Visa Cuts Off Payments To Unrepentant Scammers

That “local mom” trying to sell you her secret formulas for weight loss and tooth whitening in Internet ads may need to find a new job. Visa cut off payments to 100 merchants. The culled companies were the fine folks behind the “free sample” negative-option scams that Consumerist has written about extensively in the past.

The Associated Press shares the good news:

Visa told The Associated Press that about 100 merchants had their payment processing terminated because of chronic complaints since early summer. The scam is so common, the San Francisco payment processor is teaming up with the Federal Trade Commission and the Better Business Bureau to alert consumers.

Most of the time, the swindlers use Internet ads to lure their customers. The ads often feature unauthorized photos of celebrities like Oprah Winfrey and Rachel Ray, implying endorsements for supplements like acai berries or teeth whiteners.

Newer variations take advantage of the recession with work-at-home scams, or con people into seeking information about applying for government grants linked to economic stimulus programs.

Well, that’s a start toward driving these scams from the face of the earth.

Visa cuts off 100 merchants for scamming consumers [AP] (Thanks, Kristin!)
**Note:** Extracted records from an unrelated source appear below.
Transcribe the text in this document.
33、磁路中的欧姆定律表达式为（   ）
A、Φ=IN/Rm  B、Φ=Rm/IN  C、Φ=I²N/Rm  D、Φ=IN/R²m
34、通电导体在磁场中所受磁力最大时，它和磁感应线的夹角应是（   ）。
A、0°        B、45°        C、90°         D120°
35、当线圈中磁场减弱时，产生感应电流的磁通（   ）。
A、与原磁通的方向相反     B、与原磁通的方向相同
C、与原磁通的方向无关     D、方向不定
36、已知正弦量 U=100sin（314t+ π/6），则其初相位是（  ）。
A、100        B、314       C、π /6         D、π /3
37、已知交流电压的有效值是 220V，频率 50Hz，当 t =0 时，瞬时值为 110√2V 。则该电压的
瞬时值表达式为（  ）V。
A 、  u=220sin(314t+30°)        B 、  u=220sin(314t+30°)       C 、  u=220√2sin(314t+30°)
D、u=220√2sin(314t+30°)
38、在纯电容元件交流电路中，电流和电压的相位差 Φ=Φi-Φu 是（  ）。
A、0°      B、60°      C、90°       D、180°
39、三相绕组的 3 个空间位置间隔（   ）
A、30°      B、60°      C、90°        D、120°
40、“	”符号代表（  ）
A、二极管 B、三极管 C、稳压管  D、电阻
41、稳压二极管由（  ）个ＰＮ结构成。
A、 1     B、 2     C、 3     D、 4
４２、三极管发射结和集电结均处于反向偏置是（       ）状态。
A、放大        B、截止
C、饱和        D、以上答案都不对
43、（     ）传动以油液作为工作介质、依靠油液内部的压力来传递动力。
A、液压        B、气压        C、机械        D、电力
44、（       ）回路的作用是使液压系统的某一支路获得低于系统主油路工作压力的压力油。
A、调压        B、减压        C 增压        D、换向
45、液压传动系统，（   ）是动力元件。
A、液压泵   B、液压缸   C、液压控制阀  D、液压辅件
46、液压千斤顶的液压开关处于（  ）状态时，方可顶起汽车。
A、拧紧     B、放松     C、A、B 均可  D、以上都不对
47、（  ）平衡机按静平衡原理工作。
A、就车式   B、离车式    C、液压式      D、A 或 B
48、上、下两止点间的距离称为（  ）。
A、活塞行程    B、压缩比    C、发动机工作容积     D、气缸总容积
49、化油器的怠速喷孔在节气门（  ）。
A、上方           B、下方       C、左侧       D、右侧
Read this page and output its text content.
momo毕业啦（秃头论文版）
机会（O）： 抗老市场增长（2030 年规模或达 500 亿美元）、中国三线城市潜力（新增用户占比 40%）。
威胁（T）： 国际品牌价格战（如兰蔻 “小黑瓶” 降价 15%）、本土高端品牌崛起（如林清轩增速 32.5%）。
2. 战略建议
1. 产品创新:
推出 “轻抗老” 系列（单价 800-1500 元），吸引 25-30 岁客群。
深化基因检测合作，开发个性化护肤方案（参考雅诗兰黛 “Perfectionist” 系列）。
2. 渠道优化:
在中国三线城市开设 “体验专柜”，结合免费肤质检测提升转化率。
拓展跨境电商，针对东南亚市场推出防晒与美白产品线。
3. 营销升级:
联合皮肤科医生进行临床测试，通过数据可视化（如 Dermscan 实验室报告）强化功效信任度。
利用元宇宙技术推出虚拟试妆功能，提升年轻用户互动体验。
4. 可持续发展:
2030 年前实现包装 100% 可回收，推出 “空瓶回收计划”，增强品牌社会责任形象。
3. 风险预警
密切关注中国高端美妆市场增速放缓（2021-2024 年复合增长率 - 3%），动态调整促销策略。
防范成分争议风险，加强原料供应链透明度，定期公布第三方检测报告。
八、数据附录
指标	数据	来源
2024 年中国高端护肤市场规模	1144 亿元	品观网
Easy Weight Loss And Free Cash: A Dubious Product Online Marketing Empire Revealed
Oprah’s Dr. Oz Sues Resveratrol Anti-Aging Scam Companies
Acai Berry Drink Company Agrees To Give $350k Back To Bilked Customers
Careful, Those Free Acai Products Might Come Attached To A Delicious Scam


Edit Your Comment

  1. Alvarez says:

    I like it. Hit them where it hurts, by cutting off their source of income. Good riddance.

  2. Cat_In_A_Hat says:

    Amazeballs. I never thought I’d see the day when a cc company does something to protect the consumer (since IMO they are usually the one doing the scamming). Good job Visa.

    • Mr_D says:

      Don’t worry, it’s just the processor, not the issuing bank. They’re still their old slimy selves.

    • madanthony says:

      Presumably, people are probably filing chargebacks once they get hit with the bills for the stuff, which is costing Visa money. It’s not unusual for credit-card companies to drop merchants that have an unusually high chargeback ratio.

    • dadelus says:

      Crooks don’t like it when other crooks horn in on their territoy.

  3. MercuryPDX says:

    I think it’s a great first step.

  4. H3ion says:

    Good work Visa. Now clean up your own act by policing the banks that issue your cards with phony interest rate offers and variable credit limits that depend on how the issuer feels that day.

  5. Julia789 says:

    I saw a news clip about a woman who fell for one of those “stimulus money” scams. She was not the brightest bulb.

    She filled out some bogus application form on a website that says all American citizens are entitled to stimulus money payouts. She received an email back saying that she qualified for $100,000 in free stimulus money, never needing to be repaid. All she had to do was give them the $2,000 processing fee. So she sends the scammers the money (which she borrowed from a family member who believed her) and then immediately hired contractors to do tens of thousands of dollars in renovations on her sad little house. She had a new kitchen put in with granite counter tops, had new siding put on her house, and a new roof. She bought all new furniture, appliances etc. on credit while the contractors were expecting to be paid at the end of the work.

    Now she’s on the news saying that the contractors are going to take her to court for not paying them, but it’s “not her fault” because she had an email saying the stimulus check was in the mail. She wants the scammers to pay for her purchases and home renovations.

    I think the scammers should be jailed for scamming, but the lady should have to pay for her own purchases and renovations because you never go into a project like that before actually having the money for it or a legitimate loan in place.

  6. duxup says:

    Kudos to Visa.

  7. frari489 says:

    while VISA is doing the right thing, I’m thinking it’s because they are losing money on all the complaints and charge backs, not because they have suddenly become ethical.

    /just being cynical

    • ecwis says:

      That cynical answer is probably correct. I know that American Express has different stages depending on the amount of chargebacks. Once a merchant receives too many chargebacks, AMEX takes away their right to dispute chargebacks. Once they receive even more chargebacks, they take away their merchant agreement completely so they can no longer accept AMEX. Visa may have a similar policy.

    • mac-phisto says:

      except visa doesn’t lose money on chargebacks. in fact, they charge both the merchant & the issuer to do them.

  8. jpdanzig says:

    Good for Visa! It’s about time someone took down these charlatans…

  9. cortana says:

    Maybe they’ll hit VideoProfessor and WebLoyalty next. I’d like that.

  10. james_henry1234 says:

    I wish I would have read this government grants scams article before I bought one of these online services. Never pay $1.99 for a grant / scholarship service because they will just rebill you $40 every month, forever!